Step 2: Push the offer into the wallet
Post the offer to the wallet's OIDC offer endpoint with directIssue=true, passing the
credential_offer_uri you extracted:
POST /api/oidc/offer/{walletExternalKey}?directIssue=true&credential_offer_uri=https%3A%2F%2Fwallet.credenco.com%2Fapi%2Foidc%2Fcredential-offer%2Fabc123
| Parameter | In | Description |
|---|---|---|
walletExternalKey | path | External key of the target wallet. |
directIssue | query | Set to true for unattended issue. Omit it to drop the offer in the inbox instead. |
credential_offer_uri | query | The URL-encoded credential_offer_uri extracted from the request_uri in step 1. |
The endpoint responds with 201 Created. Behind it, the wallet:
- Completes the OpenID4VCI exchange on the holder's behalf, with no user interaction.
- Verifies the issuer DID against the wallet's trusted contacts.
- Keeps the credential if the issuer is trusted, or discards it if not.

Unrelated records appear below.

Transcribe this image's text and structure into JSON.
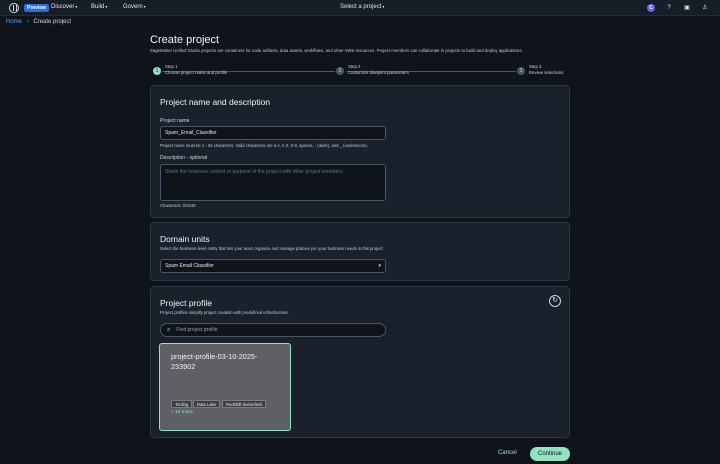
{
  "topbar": {
    "preview_badge": "Preview",
    "nav": [
      "Discover",
      "Build",
      "Govern"
    ],
    "project_selector": "Select a project",
    "avatar_letter": "C"
  },
  "breadcrumb": {
    "home": "Home",
    "current": "Create project"
  },
  "page": {
    "title": "Create project",
    "description": "SageMaker Unified Studio projects are containers for code artifacts, data assets, workflows, and other AWS resources. Project members can collaborate in projects to build and deploy applications."
  },
  "steps": [
    {
      "number": "1",
      "step_label": "Step 1",
      "title": "Choose project name and profile",
      "state": "active"
    },
    {
      "number": "2",
      "step_label": "Step 2",
      "title": "Customize blueprint parameters",
      "state": "inactive"
    },
    {
      "number": "3",
      "step_label": "Step 3",
      "title": "Review selections",
      "state": "inactive"
    }
  ],
  "name_section": {
    "title": "Project name and description",
    "name_label": "Project name",
    "name_value": "Spam_Email_Classifier",
    "name_hint": "Project name must be 1 - 64 characters. Valid characters are a-z, A-Z, 0-9, spaces, - (dash), and _ (underscore).",
    "desc_label": "Description",
    "desc_optional": "optional",
    "desc_placeholder": "Share the business context or purpose of the project with other project members.",
    "char_count": "Characters: 0/2048"
  },
  "domain_section": {
    "title": "Domain units",
    "description": "Select the business-level entity that lets your team organize and manage policies per your business needs in this project.",
    "selected": "Spam Email Classifier"
  },
  "profile_section": {
    "title": "Project profile",
    "description": "Project profiles simplify project creation with predefined infrastructure.",
    "search_placeholder": "Find project profile",
    "profiles": [
      {
        "name": "project-profile-03-10-2025-233902",
        "tags": [
          "Tooling",
          "Data Lake",
          "Redshift Serverless"
        ],
        "more": "+ 12 more"
      }
    ]
  },
  "footer": {
    "cancel": "Cancel",
    "continue": "Continue"
  },
  "colors": {
    "accent": "#8fe3c3",
    "link": "#4ea7ff",
    "background": "#0f141a",
    "card": "#1a212c"
  }
}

The first call mints the credential offer from your issuer. The second call delivers that offer
to a specific wallet. Splitting them lets the same offer mechanism serve both the attended
(QR / redirect) flows and this unattended one, the only difference is directIssue=true.
Step 3: Check the result
Use the Get Issue Status API with your correlation_id to
confirm issuance and retrieve the revocation_uuid (needed later to revoke the credential, if
a status list is configured):
{
"status": "issue_request_created",
"correlation_id": "89cba89",
"revocation_uuid": "0e2c1f62-3392-462e-a25e-483fa0e2a3a3"
}
If the issuer is not a trusted contact of the target wallet, the OIDC offer endpoint still
returns 201 and issuance still reports success, but the wallet discards the credential, so
it never appears to the holder. Always register the trusted contact
first.
Worked example: a company credential
This sequence places the ebw_oid company
credential into a new Business Wallet:
- The backend collects the official company info (CoC number, legal name).
- It calls
POST /api/v2/credential/issuewithtemplate_id: "ebw_oid"and the company claims (id,name,issuing_authority: "Credenco",issuing_country: "NL"). - It extracts the
credential_offer_urifrom the response and posts it toPOST /api/oidc/offer/{walletExternalKey}?directIssue=true. - Because Credenco is a trusted contact of the wallet, the credential is retained and is present the first time the user opens their wallet.